First – it is not that they are bad as a tool to help you define what you have to offer (a tool for YOU) and to help remind people what you have to offer AFTER they have met you. But our society has given resumes a higher calling – that of being the main element of a career search. Over and over I hear people talk about the importance of networking — but all they ever teach you is about how to do it FOR writing a solid resume – perhaps with a cover letter. Then you post that info  to a job site or send in your resume and wait. Or — even worse – you send your resume to someone in email who will likely just delete it.

Second – We all must be introverts or something because we all seem to want to use the resume as a way of avoiding talking to people. I think the idea of a job search being me “selling myself” (which is not really true) makes people so uncomfortable that they prefer to hide behind a document.

Third – Almost every company of any size has automated tools to scan, store, and sort resumes. All your work is wasted since often the only one reading your resume is a machine. And — machines do NOT hire people.

Fourth – Resumes are just paper. People do not hire paper – they hire people.

What does work?

Like it or not – success comes from operating as if you are an independent company. You in fact ARE an entrepreneur – and you HAVE to act like one to really thrive AND be in control of your career.

Details of how to operate as your own company, getting a job the real way,  are going to be in my book Resumes are Worthless – which is due to be released soon!

Please note: I reserve the right to delete comments that are offensive or off-topic.

  • Elbert L Jenkins II

    I agree.
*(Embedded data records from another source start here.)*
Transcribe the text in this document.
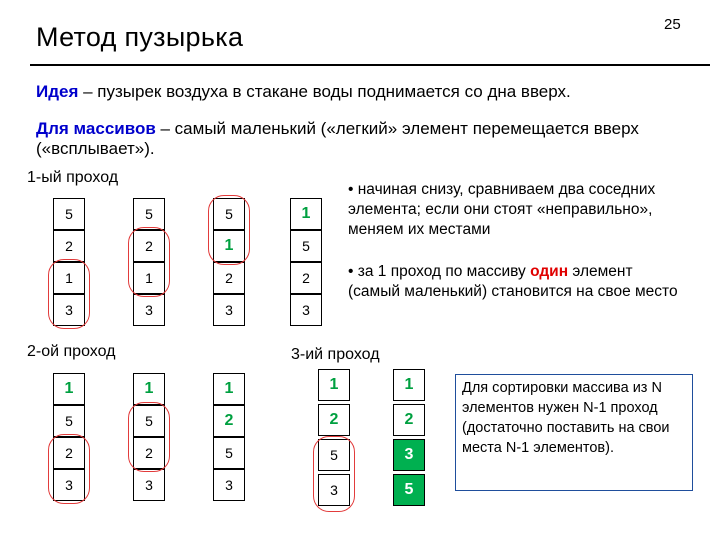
Метод пузырька	25
Идея – пузырек воздуха в стакане воды поднимается со дна вверх.
Для массивов – самый маленький («легкий» элемент перемещается вверх («всплывает»).
1-ый проход
5
2
1
3
5
2
1
3
5
1
2
3
1
5
2
3
2-ой проход
1
5
2
3
1
5
2
3
1
2
5
3
3-ий проход
1
2
5
3
1
2
3
5
• начиная снизу, сравниваем два соседних элемента; если они стоят «неправильно», меняем их местами
• за 1 проход по массиву один элемент (самый маленький) становится на свое место
Для сортировки массива из N элементов нужен N-1 проход (достаточно поставить на свои места N-1 элементов).
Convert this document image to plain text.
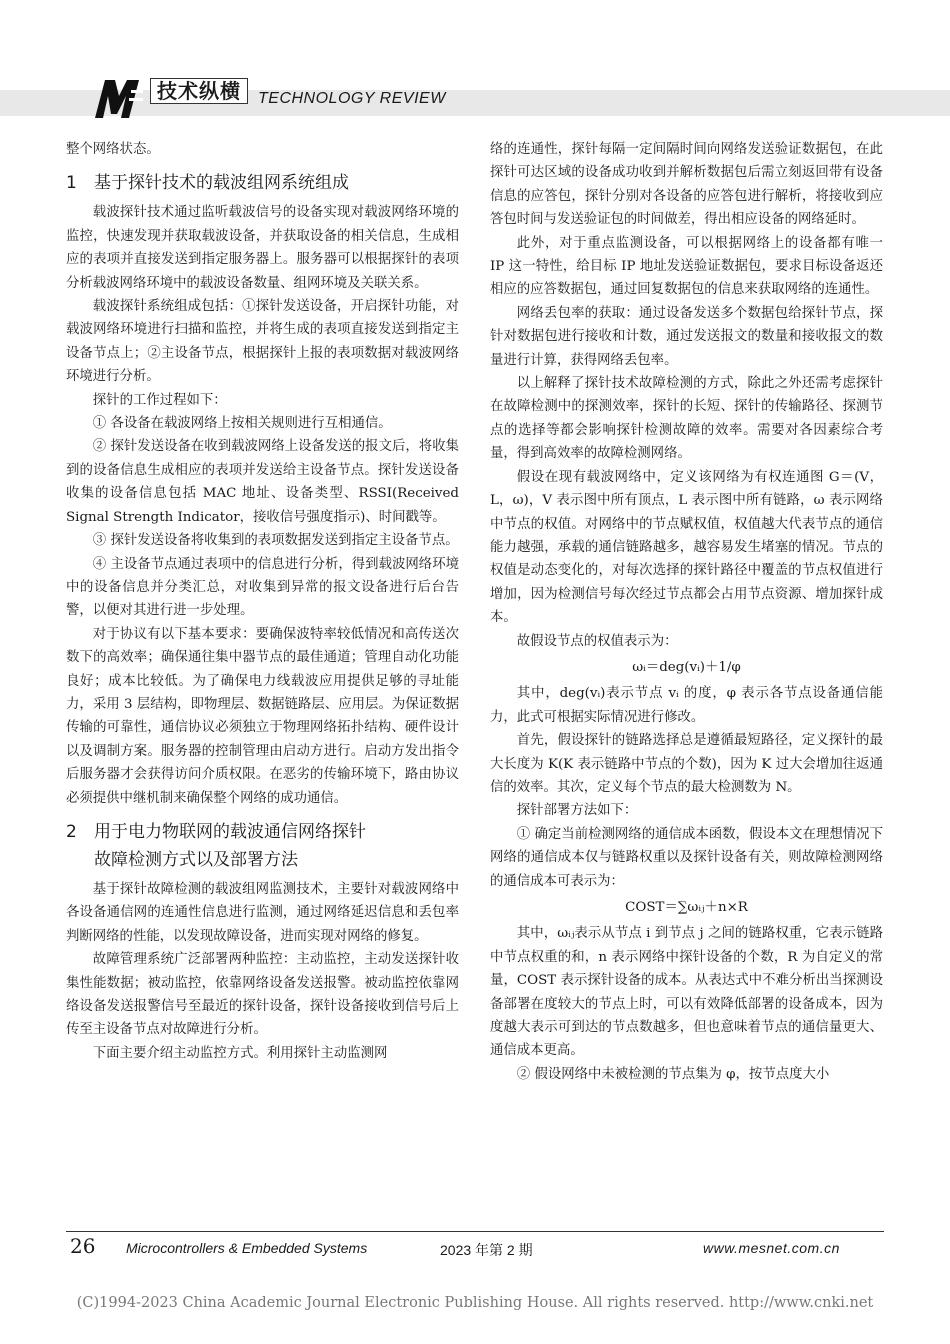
技术纵横	TECHNOLOGY REVIEW

整个网络状态。

1 基于探针技术的载波组网系统组成

载波探针技术通过监听载波信号的设备实现对载波网络环境的监控，快速发现并获取载波设备，并获取设备的相关信息，生成相应的表项并直接发送到指定服务器上。服务器可以根据探针的表项分析载波网络环境中的载波设备数量、组网环境及关联关系。

载波探针系统组成包括：①探针发送设备，开启探针功能，对载波网络环境进行扫描和监控，并将生成的表项直接发送到指定主设备节点上；②主设备节点，根据探针上报的表项数据对载波网络环境进行分析。

探针的工作过程如下：

① 各设备在载波网络上按相关规则进行互相通信。

② 探针发送设备在收到载波网络上设备发送的报文后，将收集到的设备信息生成相应的表项并发送给主设备节点。探针发送设备收集的设备信息包括 MAC 地址、设备类型、RSSI(Received Signal Strength Indicator，接收信号强度指示)、时间戳等。

③ 探针发送设备将收集到的表项数据发送到指定主设备节点。

④ 主设备节点通过表项中的信息进行分析，得到载波网络环境中的设备信息并分类汇总，对收集到异常的报文设备进行后台告警，以便对其进行进一步处理。

对于协议有以下基本要求：要确保波特率较低情况和高传送次数下的高效率；确保通往集中器节点的最佳通道；管理自动化功能良好；成本比较低。为了确保电力线载波应用提供足够的寻址能力，采用 3 层结构，即物理层、数据链路层、应用层。为保证数据传输的可靠性，通信协议必须独立于物理网络拓扑结构、硬件设计以及调制方案。服务器的控制管理由启动方进行。启动方发出指令后服务器才会获得访问介质权限。在恶劣的传输环境下，路由协议必须提供中继机制来确保整个网络的成功通信。

2 用于电力物联网的载波通信网络探针
故障检测方式以及部署方法

基于探针故障检测的载波组网监测技术，主要针对载波网络中各设备通信网的连通性信息进行监测，通过网络延迟信息和丢包率判断网络的性能，以发现故障设备，进而实现对网络的修复。

故障管理系统广泛部署两种监控：主动监控，主动发送探针收集性能数据；被动监控，依靠网络设备发送报警。被动监控依靠网络设备发送报警信号至最近的探针设备，探针设备接收到信号后上传至主设备节点对故障进行分析。

下面主要介绍主动监控方式。利用探针主动监测网

络的连通性，探针每隔一定间隔时间向网络发送验证数据包，在此探针可达区域的设备成功收到并解析数据包后需立刻返回带有设备信息的应答包，探针分别对各设备的应答包进行解析，将接收到应答包时间与发送验证包的时间做差，得出相应设备的网络延时。

此外，对于重点监测设备，可以根据网络上的设备都有唯一 IP 这一特性，给目标 IP 地址发送验证数据包，要求目标设备返还相应的应答数据包，通过回复数据包的信息来获取网络的连通性。

网络丢包率的获取：通过设备发送多个数据包给探针节点，探针对数据包进行接收和计数，通过发送报文的数量和接收报文的数量进行计算，获得网络丢包率。

以上解释了探针技术故障检测的方式，除此之外还需考虑探针在故障检测中的探测效率，探针的长短、探针的传输路径、探测节点的选择等都会影响探针检测故障的效率。需要对各因素综合考量，得到高效率的故障检测网络。

假设在现有载波网络中，定义该网络为有权连通图 G＝(V，L，ω)，V 表示图中所有顶点，L 表示图中所有链路，ω 表示网络中节点的权值。对网络中的节点赋权值，权值越大代表节点的通信能力越强，承载的通信链路越多，越容易发生堵塞的情况。节点的权值是动态变化的，对每次选择的探针路径中覆盖的节点权值进行增加，因为检测信号每次经过节点都会占用节点资源、增加探针成本。

故假设节点的权值表示为：

ωᵢ＝deg(vᵢ)＋1/φ

其中，deg(vᵢ)表示节点 vᵢ 的度，φ 表示各节点设备通信能力，此式可根据实际情况进行修改。

首先，假设探针的链路选择总是遵循最短路径，定义探针的最大长度为 K(K 表示链路中节点的个数)，因为 K 过大会增加往返通信的效率。其次，定义每个节点的最大检测数为 N。

探针部署方法如下：

① 确定当前检测网络的通信成本函数，假设本文在理想情况下网络的通信成本仅与链路权重以及探针设备有关，则故障检测网络的通信成本可表示为：

COST＝∑ωᵢⱼ＋n×R

其中，ωᵢⱼ表示从节点 i 到节点 j 之间的链路权重，它表示链路中节点权重的和，n 表示网络中探针设备的个数，R 为自定义的常量，COST 表示探针设备的成本。从表达式中不难分析出当探测设备部署在度较大的节点上时，可以有效降低部署的设备成本，因为度越大表示可到达的节点数越多，但也意味着节点的通信量更大、通信成本更高。

② 假设网络中未被检测的节点集为 φ，按节点度大小

26 Microcontrollers & Embedded Systems	2023 年第 2 期	www.mesnet.com.cn
(C)1994-2023 China Academic Journal Electronic Publishing House. All rights reserved. http://www.cnki.net
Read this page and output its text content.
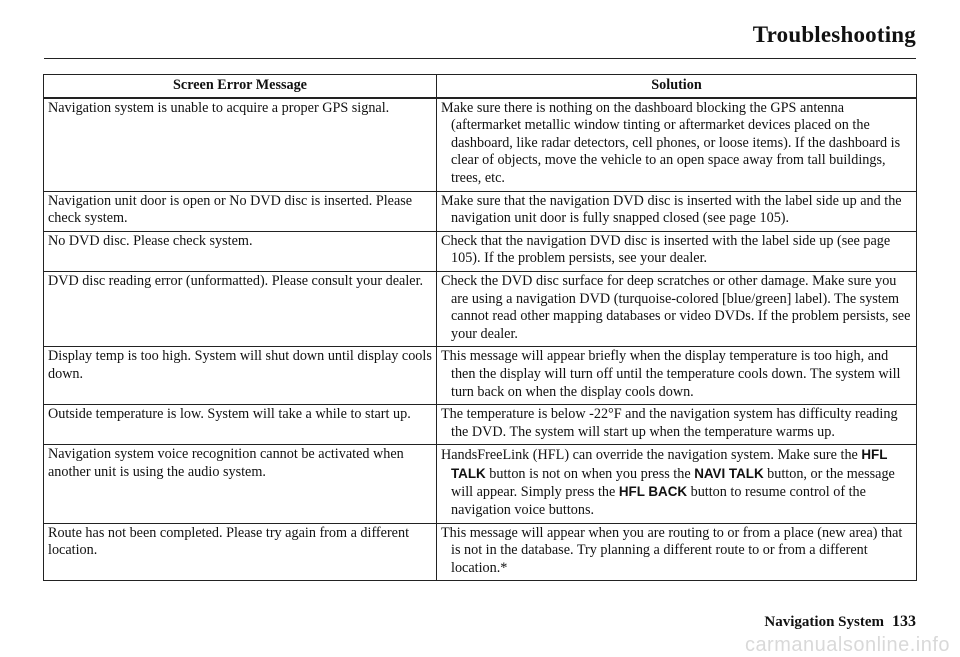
Troubleshooting
Screen Error Message	Solution
Navigation system is unable to acquire a proper GPS signal.	Make sure there is nothing on the dashboard blocking the GPS antenna (aftermarket metallic window tinting or aftermarket devices placed on the dashboard, like radar detectors, cell phones, or loose items). If the dashboard is clear of objects, move the vehicle to an open space away from tall buildings, trees, etc.
Navigation unit door is open or No DVD disc is inserted. Please check system.	Make sure that the navigation DVD disc is inserted with the label side up and the navigation unit door is fully snapped closed (see page 105).
No DVD disc. Please check system.	Check that the navigation DVD disc is inserted with the label side up (see page 105). If the problem persists, see your dealer.
DVD disc reading error (unformatted). Please consult your dealer.	Check the DVD disc surface for deep scratches or other damage. Make sure you are using a navigation DVD (turquoise-colored [blue/green] label). The system cannot read other mapping databases or video DVDs. If the problem persists, see your dealer.
Display temp is too high. System will shut down until display cools down.	This message will appear briefly when the display temperature is too high, and then the display will turn off until the temperature cools down. The system will turn back on when the display cools down.
Outside temperature is low. System will take a while to start up.	The temperature is below -22°F and the navigation system has difficulty reading the DVD. The system will start up when the temperature warms up.
Navigation system voice recognition cannot be activated when another unit is using the audio system.	HandsFreeLink (HFL) can override the navigation system. Make sure the HFL TALK button is not on when you press the NAVI TALK button, or the message will appear. Simply press the HFL BACK button to resume control of the navigation voice buttons.
Route has not been completed. Please try again from a different location.	This message will appear when you are routing to or from a place (new area) that is not in the database. Try planning a different route to or from a different location.*
Navigation System 133
carmanualsonline.info
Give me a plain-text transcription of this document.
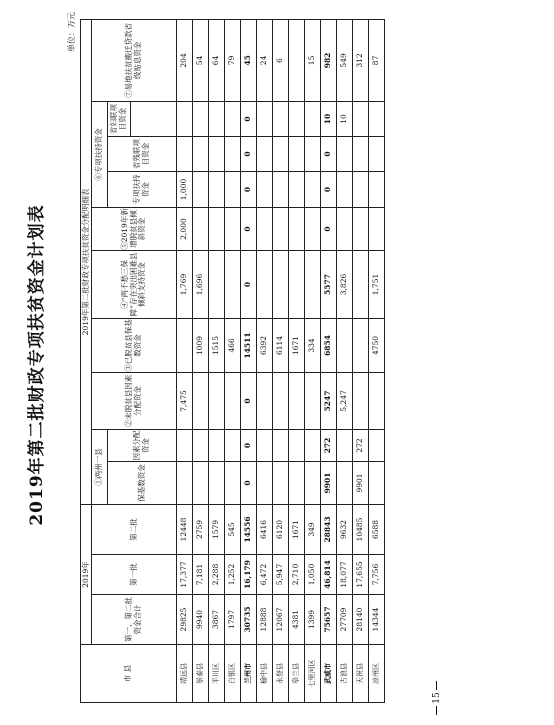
2019年第二批财政专项扶贫资金计划表
单位：万元
15
市 县	2019年			2019年第二批财政专项扶贫资金分配明细表									
	第一、第二批资金合计	第一批	第二批	①两州一县		②未脱贫县因素分配资金	③已脱贫县保基数资金	④“两不愁三保障”存在突出困难县倾斜支持资金	⑤2019年新增脱贫县倾斜资金	⑥专项扶持资金			⑦易地扶贫搬迁贷款省级贴息资金
				保基数资金	因素分配资金					专项扶持资金	省残联项目资金	省妇联项目资金	

靖远县	29825	17,377	12448			7,475		1,769	2,000	1,000			204
景泰县	9940	7,181	2759				1009	1,696					54
平川区	3867	2,288	1579				1515						64
白银区	1797	1,252	545				466						79
兰州市	30735	16,179	14556	0	0	0	14511	0	0	0	0	0	45
榆中县	12888	6,472	6416				6392						24
永登县	12067	5,947	6120				6114						6
皋兰县	4381	2,710	1671				1671						
七里河区	1399	1,050	349				334						15
武威市	75657	46,814	28843	9901	272	5247	6854	5577	0	0	0	10	982
古浪县	27709	18,077	9632			5,247		3,826				10	549
天祝县	28140	17,655	10485	9901	272								312
凉州区	14344	7,756	6588				4750	1,751					87
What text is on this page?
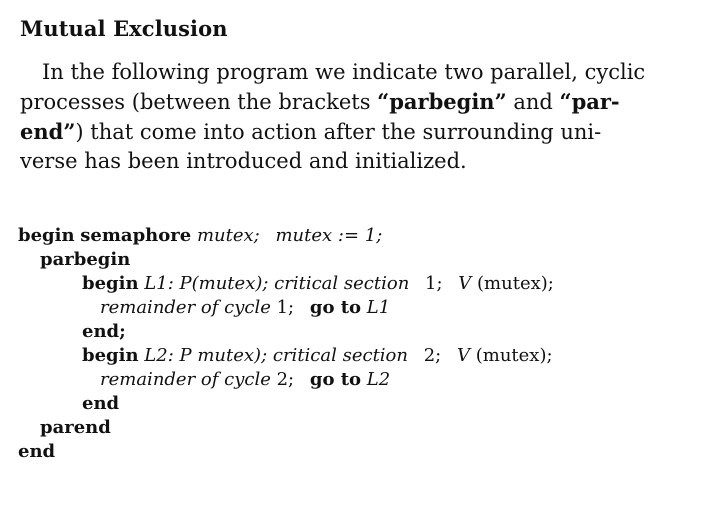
Mutual Exclusion
In the following program we indicate two parallel, cyclic
processes (between the brackets “parbegin” and “par-
end”) that come into action after the surrounding uni-
verse has been introduced and initialized.
begin semaphore mutex; mutex := 1;
parbegin
begin L1: P(mutex); critical section 1; V (mutex);
remainder of cycle 1; go to L1
end;
begin L2: P mutex); critical section 2; V (mutex);
remainder of cycle 2; go to L2
end
parend
end
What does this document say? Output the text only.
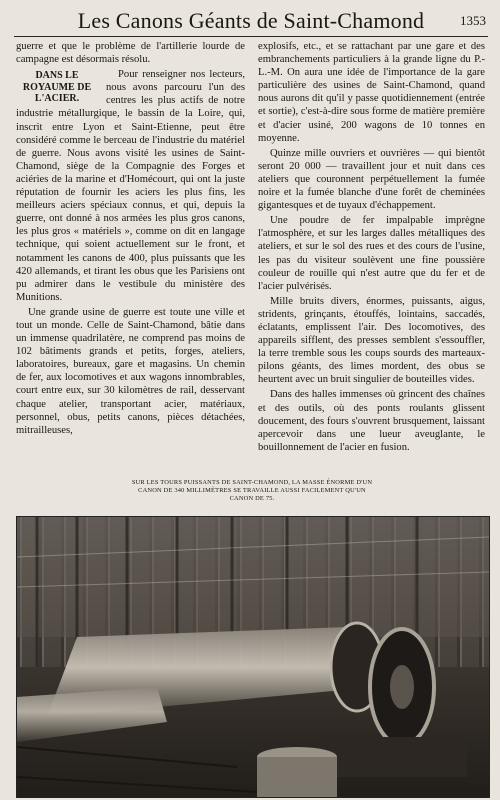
Les Canons Géants de Saint-Chamond	1353

guerre et que le problème de l'artillerie lourde de campagne est désormais résolu.

DANS LE ROYAUME DE L'ACIER.

Pour renseigner nos lecteurs, nous avons parcouru l'un des centres les plus actifs de notre industrie métallurgique, le bassin de la Loire, qui, inscrit entre Lyon et Saint-Etienne, peut être considéré comme le berceau de l'industrie du matériel de guerre. Nous avons visité les usines de Saint-Chamond, siège de la Compagnie des Forges et aciéries de la marine et d'Homécourt, qui ont la juste réputation de fournir les aciers les plus fins, les meilleurs aciers spéciaux connus, et qui, depuis la guerre, ont donné à nos armées les plus gros canons, les plus gros « matériels », comme on dit en langage technique, qui soient actuellement sur le front, et notamment les canons de 400, plus puissants que les 420 allemands, et tirant les obus que les Parisiens ont pu admirer dans le vestibule du ministère des Munitions.

Une grande usine de guerre est toute une ville et tout un monde. Celle de Saint-Chamond, bâtie dans un immense quadrilatère, ne comprend pas moins de 102 bâtiments grands et petits, forges, ateliers, laboratoires, bureaux, gare et magasins. Un chemin de fer, aux locomotives et aux wagons innombrables, court entre eux, sur 30 kilomètres de rail, desservant chaque atelier, transportant acier, matériaux, personnel, obus, petits canons, pièces détachées, mitrailleuses,

explosifs, etc., et se rattachant par une gare et des embranchements particuliers à la grande ligne du P.-L.-M. On aura une idée de l'importance de la gare particulière des usines de Saint-Chamond, quand nous aurons dit qu'il y passe quotidiennement (entrée et sortie), c'est-à-dire sous forme de matière première et d'acier usiné, 200 wagons de 10 tonnes en moyenne.

Quinze mille ouvriers et ouvrières — qui bientôt seront 20 000 — travaillent jour et nuit dans ces ateliers que couronnent perpétuellement la fumée noire et la fumée blanche d'une forêt de cheminées gigantesques et de tuyaux d'échappement.

Une poudre de fer impalpable imprègne l'atmosphère, et sur les larges dalles métalliques des ateliers, et sur le sol des rues et des cours de l'usine, les pas du visiteur soulèvent une fine poussière couleur de rouille qui n'est autre que du fer et de l'acier pulvérisés.

Mille bruits divers, énormes, puissants, aigus, stridents, grinçants, étouffés, lointains, saccadés, éclatants, emplissent l'air. Des locomotives, des appareils sifflent, des presses semblent s'essouffler, la terre tremble sous les coups sourds des marteaux-pilons géants, des limes mordent, des obus se heurtent avec un bruit singulier de bouteilles vides.

Dans des halles immenses où grincent des chaînes et des outils, où des ponts roulants glissent doucement, des fours s'ouvrent brusquement, laissant apercevoir dans une lueur aveuglante, le bouillonnement de l'acier en fusion.

SUR LES TOURS PUISSANTS DE SAINT-CHAMOND, LA MASSE ÉNORME D'UN CANON DE 340 MILLIMÈTRES SE TRAVAILLE AUSSI FACILEMENT QU'UN CANON DE 75.
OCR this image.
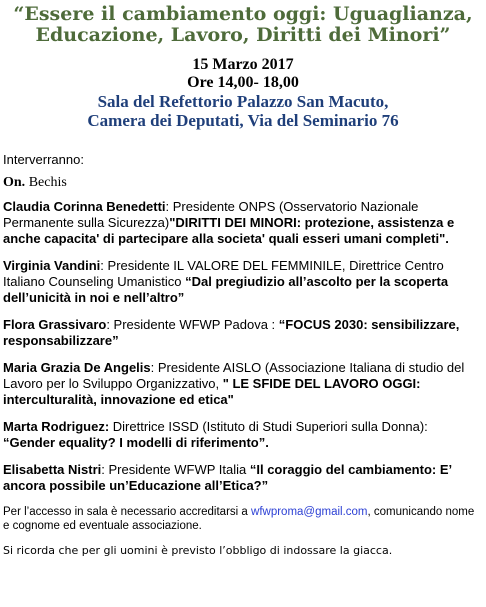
“Essere il cambiamento oggi: Uguaglianza, Educazione, Lavoro, Diritti dei Minori”
15 Marzo 2017
Ore 14,00- 18,00
Sala del Refettorio Palazzo San Macuto,
Camera dei Deputati, Via del Seminario 76

Interverranno:

On. Bechis

Claudia Corinna Benedetti: Presidente ONPS (Osservatorio Nazionale Permanente sulla Sicurezza)"DIRITTI DEI MINORI: protezione, assistenza e anche capacita' di partecipare alla societa' quali esseri umani completi".

Virginia Vandini: Presidente IL VALORE DEL FEMMINILE, Direttrice Centro Italiano Counseling Umanistico “Dal pregiudizio all’ascolto per la scoperta dell’unicità in noi e nell’altro”

Flora Grassivaro: Presidente WFWP Padova : “FOCUS 2030: sensibilizzare, responsabilizzare”

Maria Grazia De Angelis: Presidente AISLO (Associazione Italiana di studio del Lavoro per lo Sviluppo Organizzativo, " LE SFIDE DEL LAVORO OGGI: interculturalità, innovazione ed etica"

Marta Rodriguez: Direttrice ISSD (Istituto di Studi Superiori sulla Donna): “Gender equality? I modelli di riferimento”.

Elisabetta Nistri: Presidente WFWP Italia “Il coraggio del cambiamento: E’ ancora possibile un’Educazione all’Etica?”

Per l’accesso in sala è necessario accreditarsi a wfwproma@gmail.com, comunicando nome e cognome ed eventuale associazione.

Si ricorda che per gli uomini è previsto l’obbligo di indossare la giacca.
Through my past experiences, I found that the age old saying of “It’s not what you know, but who you know” to be accurate. Networking is one of the most valuable job seeking tools that one can utilize in order to land that “ideal” job. The problem is knowing HOW, WHERE, and WHEN to network.

  • Larry D. Robinson

    Dr. Callahan,

    I agree also. I would like to share an example of how you are correct that just happen to me this past week. I applied for a job with a local hospital of which I know that I am at least qualified for to be looked at for an interview. Well upon applying I received a general email response that says, “We are looking at more qualified candidates”. Since I knew I was qualified and wanted to see if WHO you know would really work; I went to work on using my resources to find out who was over the position and to email him/her directly. Lo and behold what do you know it worked. I got information about the department and who was over the position. I emailed him directly and apparently he got in touch with HR and I had a phone interview this past Friday and I really believe I may get the job offer. So “Resumes are Worthless” and I will be looking out for your book.

    Larry

  • http://www.linkedin.com/profile/view?id=139566571&trk=tab_pro Henri Delisle

    Indeed! I’ve had plenty of personal expreience with trying the “résumé shotgun” approach. You have a better chance of winning the lottery. At least that pays much better if you get lucky.

  • http://dalecallahan.com Dale

    Henri,

    Did you ever find an approach that worked?